Le 14 avril 2016, un tremblement de terre de magnitude 6,2 a frappé Kyushu, l’île la plus au sud du Japon. Des bâtiments se sont effondrés, obligeant les habitants à sortir dans les rues en courant. Des centaines de répliques, dont une de magnitude 7, se sont faites sentir pendant des jours. Au total, 49 personnes ont trouvé la mort et 1 500 autres ont été blessées. Des dizaines de milliers de personnes ont dû quitter leur maison. L’information s’est propagée sur les réseaux sociaux et a fait écho dans le monde entier. « Un séisme vient de se produire », a posté sur Facebook une Hongkongaise du nom de Margie Tam. « Kumamon, tu vas bien ? » « Kumamon et ses amis sont-ils en sécurité ? » a demandé à son tour Eric Tang, étudiant à l’université.
« Prions pour Kumamoto et Kumamon », a écrit pour sa part le Thaïlandais Ming Jang Li. Son message a été liké et partagé des milliers de fois sur la plateforme. Kumamoto est une ville de 700 000 habitants située dans une province essentiellement agricole du sud-ouest du Japon. Mais qui est donc Kumamon ? Et pourquoi lui a-t-on adressé tant de messages de soutien après le séisme ? L’explication est assez complexe.
Ganbatte Kumamon !
Nous sommes le 12 mars 2016, un mois avant le tremblement de terre. Kumamon fait des bonds sur une scène en plein air : c’est la première activité organisée à Kumamoto en l’honneur de son anniversaire. Près de 150 invités – surtout des femmes – applaudissent, sifflent et l’encouragent. Kumamon leur adresse des signes et des révérences, du haut de son mètre cinquante. Il est couvert d’une fourrure noire et brillante, ses joues sont rondes et bien rouges et il a de grands yeux au regard fixe. Pour l’occasion, il porte une veste de smoking noire aux bordures argentées et un nœud de papillon rouge.

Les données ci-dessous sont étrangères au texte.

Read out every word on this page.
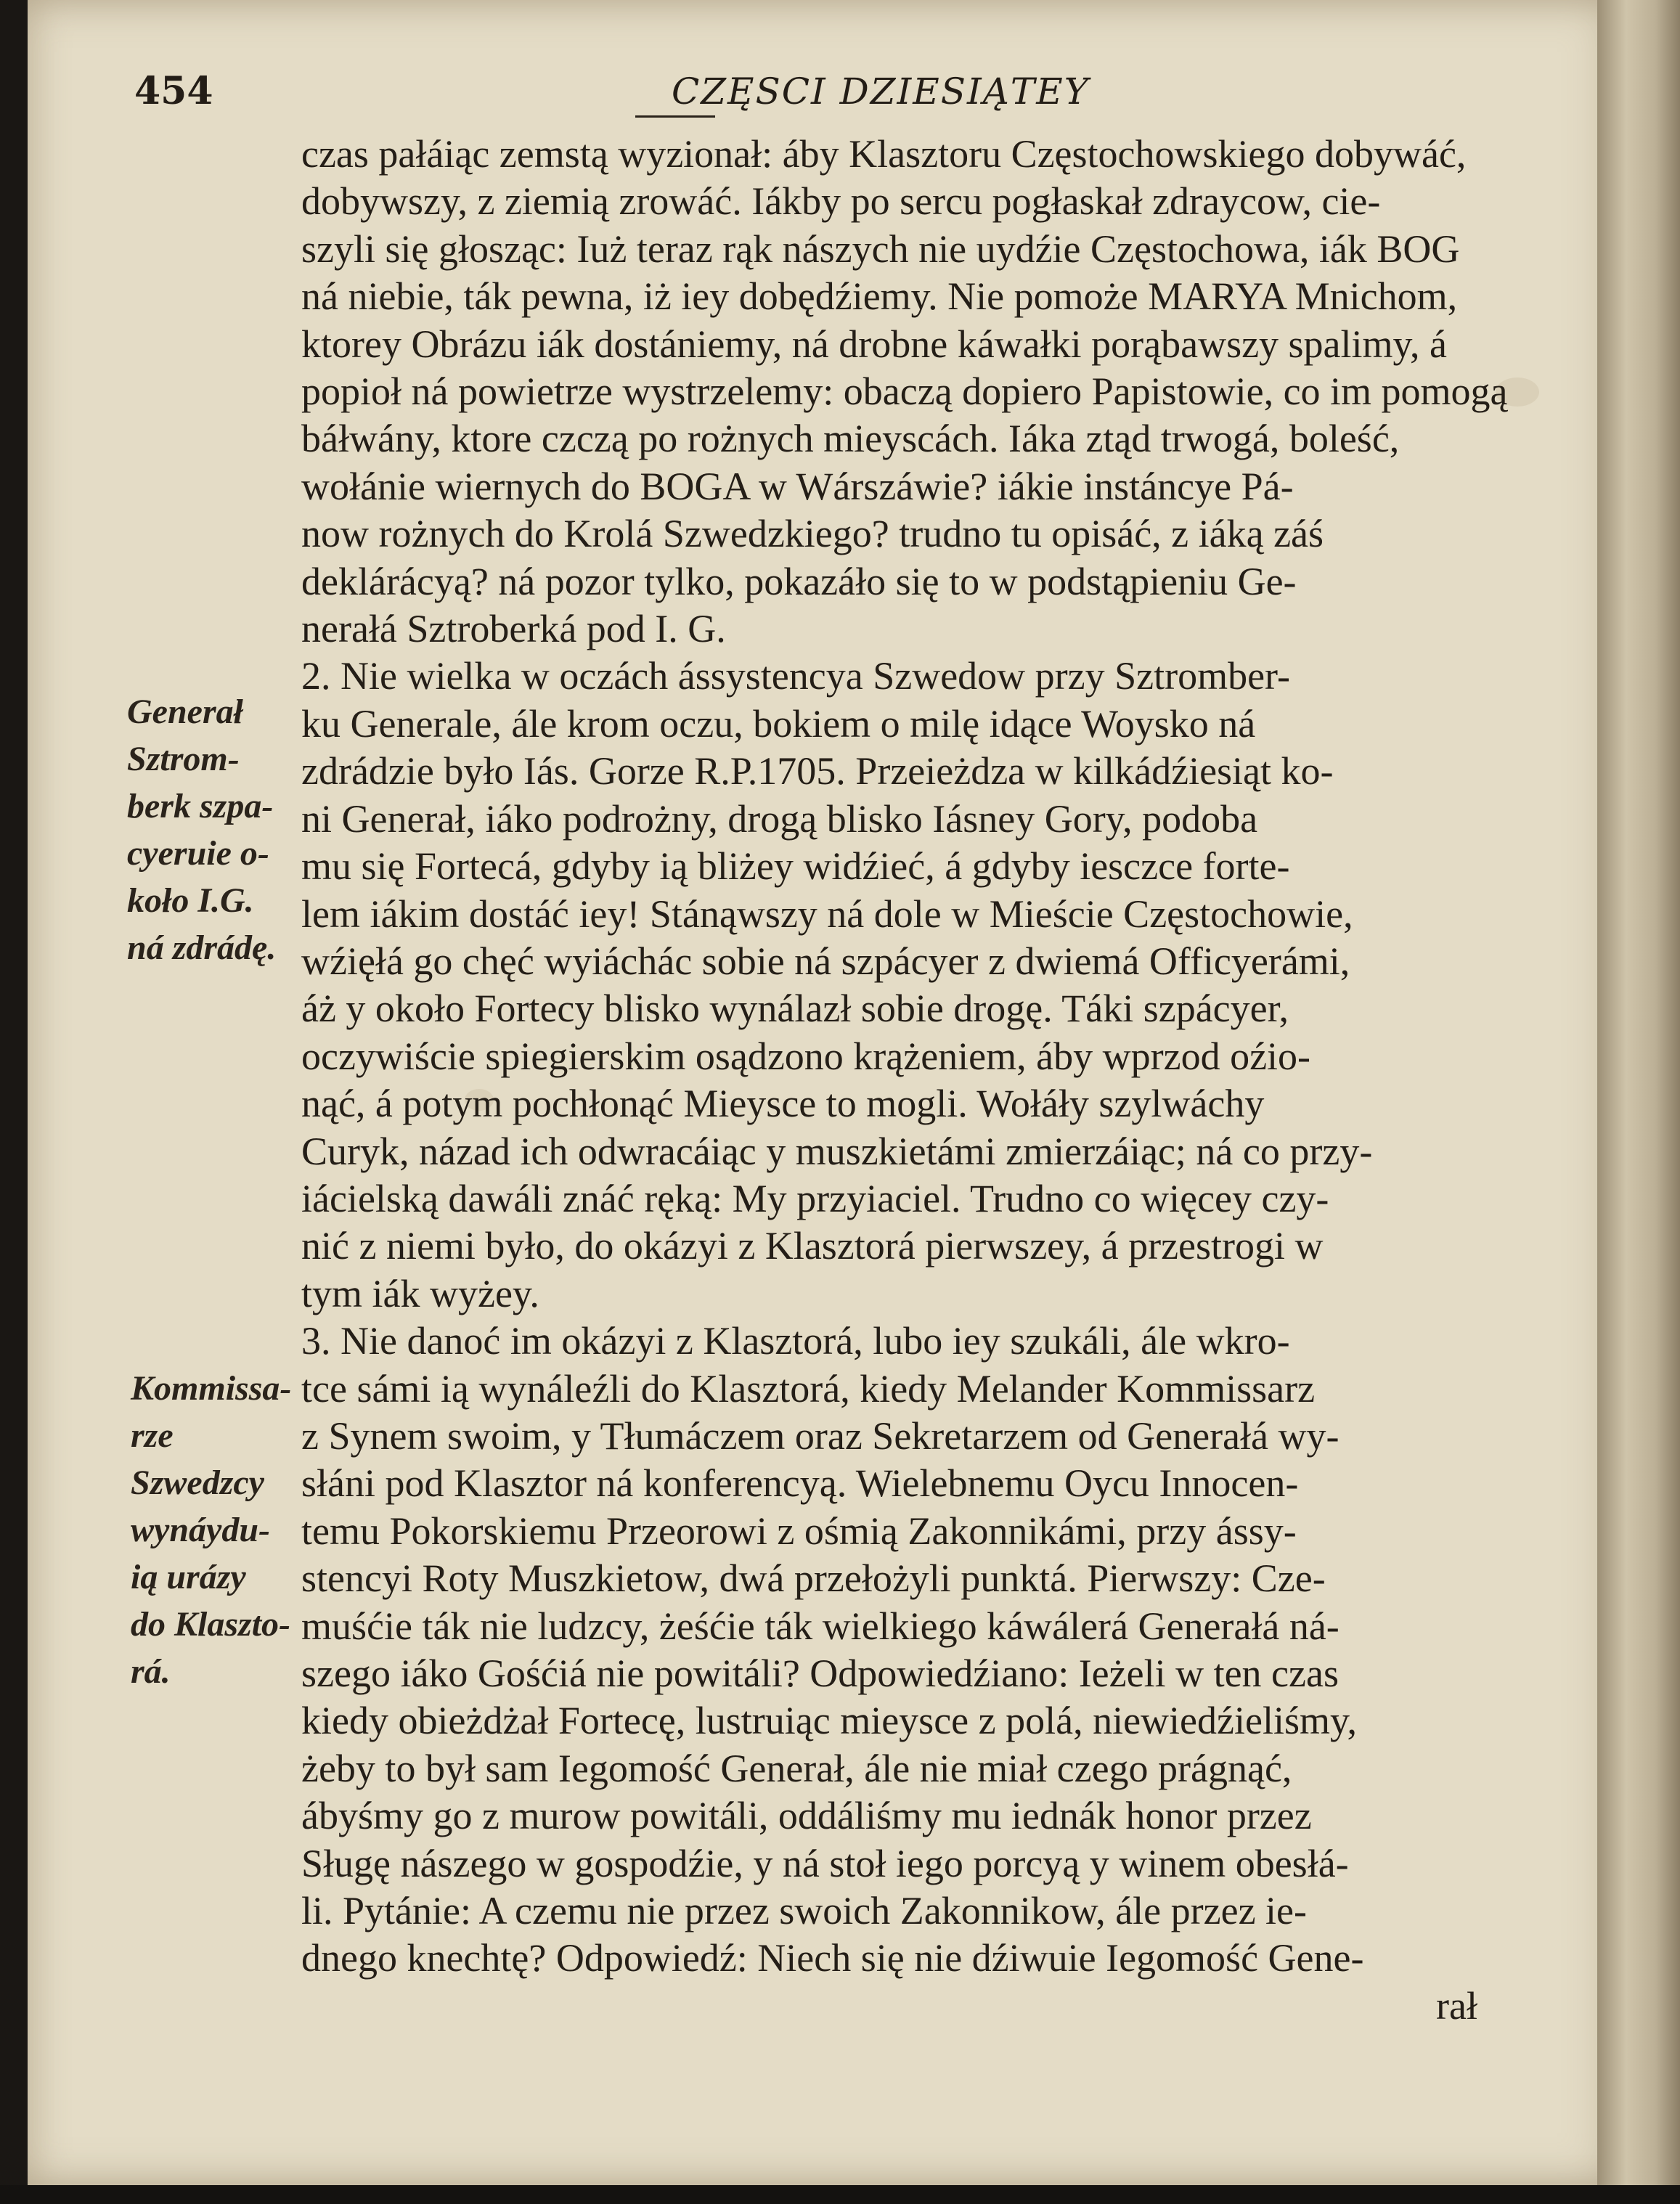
454	CZĘSCI DZIESIĄTEY
czas pałáiąc zemstą wyzionał: áby Klasztoru Częstochowskiego dobywáć,
dobywszy, z ziemią zrowáć. Iákby po sercu pogłaskał zdraycow, cie-
szyli się głosząc: Iuż teraz rąk nászych nie uydźie Częstochowa, iák BOG
ná niebie, ták pewna, iż iey dobędźiemy. Nie pomoże MARYA Mnichom,
ktorey Obrázu iák dostániemy, ná drobne káwałki porąbawszy spalimy, á
popioł ná powietrze wystrzelemy: obaczą dopiero Papistowie, co im pomogą
báłwány, ktore czczą po rożnych mieyscách. Iáka ztąd trwogá, boleść,
wołánie wiernych do BOGA w Wárszáwie? iákie instáncye Pá-
now rożnych do Krolá Szwedzkiego? trudno tu opisáć, z iáką záś
deklárácyą? ná pozor tylko, pokazáło się to w podstąpieniu Ge-
nerałá Sztroberká pod I. G.
2. Nie wielka w oczách ássystencya Szwedow przy Sztromber-
ku Generale, ále krom oczu, bokiem o milę idące Woysko ná
zdrádzie było Iás. Gorze R.P.1705. Przeieżdza w kilkádźiesiąt ko-
ni Generał, iáko podrożny, drogą blisko Iásney Gory, podoba
mu się Fortecá, gdyby ią bliżey widźieć, á gdyby iesczce forte-
lem iákim dostáć iey! Stánąwszy ná dole w Mieście Częstochowie,
wźięłá go chęć wyiáchác sobie ná szpácyer z dwiemá Officyerámi,
áż y około Fortecy blisko wynálazł sobie drogę. Táki szpácyer,
oczywiście spiegierskim osądzono krążeniem, áby wprzod oźio-
nąć, á potym pochłonąć Mieysce to mogli. Wołáły szylwáchy
Curyk, názad ich odwracáiąc y muszkietámi zmierzáiąc; ná co przy-
iácielską dawáli znáć ręką: My przyiaciel. Trudno co więcey czy-
nić z niemi było, do okázyi z Klasztorá pierwszey, á przestrogi w
tym iák wyżey.
3. Nie danoć im okázyi z Klasztorá, lubo iey szukáli, ále wkro-
tce sámi ią wynáleźli do Klasztorá, kiedy Melander Kommissarz
z Synem swoim, y Tłumáczem oraz Sekretarzem od Generałá wy-
słáni pod Klasztor ná konferencyą. Wielebnemu Oycu Innocen-
temu Pokorskiemu Przeorowi z ośmią Zakonnikámi, przy ássy-
stencyi Roty Muszkietow, dwá przełożyli punktá. Pierwszy: Cze-
muśćie ták nie ludzcy, żeśćie ták wielkiego káwálerá Generałá ná-
szego iáko Gośćiá nie powitáli? Odpowiedźiano: Ieżeli w ten czas
kiedy obieżdżał Fortecę, lustruiąc mieysce z polá, niewiedźieliśmy,
żeby to był sam Iegomość Generał, ále nie miał czego prágnąć,
ábyśmy go z murow powitáli, oddáliśmy mu iednák honor przez
Sługę nászego w gospodźie, y ná stoł iego porcyą y winem obesłá-
li. Pytánie: A czemu nie przez swoich Zakonnikow, ále przez ie-
dnego knechtę? Odpowiedź: Niech się nie dźiwuie Iegomość Gene-
rał
Generał
Sztrom-
berk szpa-
cyeruie o-
koło I.G.
ná zdrádę.
Kommissa-
rze
Szwedzcy
wynáydu-
ią urázy
do Klaszto-
rá.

Dans la foule, une femme tient dans ses bras une poupée Kumamon enveloppée dans une couverture pour bébé. Une autre a vêtu la même poupée d’un ensemble gris assorti au sien. Elle raconte qu’il lui a fallu un mois pour le coudre. Certains fans se sont collés des ronds rouges sur les joues pour mieux lui ressembler. Ceux du premier rang sont arrivés à 3 heures du matin pour avoir les meilleures places et réserver un accueil chaleureux à l’objet de leur affection. Une affection débordante mais néanmoins difficile à expliquer. « À vrai dire, je ne sais pas pourquoi je l’aime tant », confesse Milkinikio Mew, qui a fait le trajet depuis Hong Kong avec ses amies Lina Tong et Alsace Choi pour assister au festival de trois jours, bien qu’une fête d’anniversaire pour Kumamon soit aussi organisée là-bas. Milkinikio a dormi à Kumamoto et s’est rendue sur place dès 6 heures du matin pour attendre le début des festivités à 10 heures : elle n’a pu trouver qu’un siège dans la dernière rangée. Kumamon est… comment dire ? Ce n’est pas vraiment personnage d’anime, bien qu’il soit la star d’une bande-dessinée qui paraît quotidiennement dans le journal. Ce n’est pas non plus l’icône d’une marque, contrairement à Hello Kitty. Mais comme elle, il ne parle pas, et comme elle, son image fait vendre. Il n’a rien de sexy, mais lorsque l’Impératrice Michiko a rencontré Kumamon – à sa demande – lors d’une visite du couple impérial à Kumamoto en 2013, elle lui a demandé s’il était célibataire.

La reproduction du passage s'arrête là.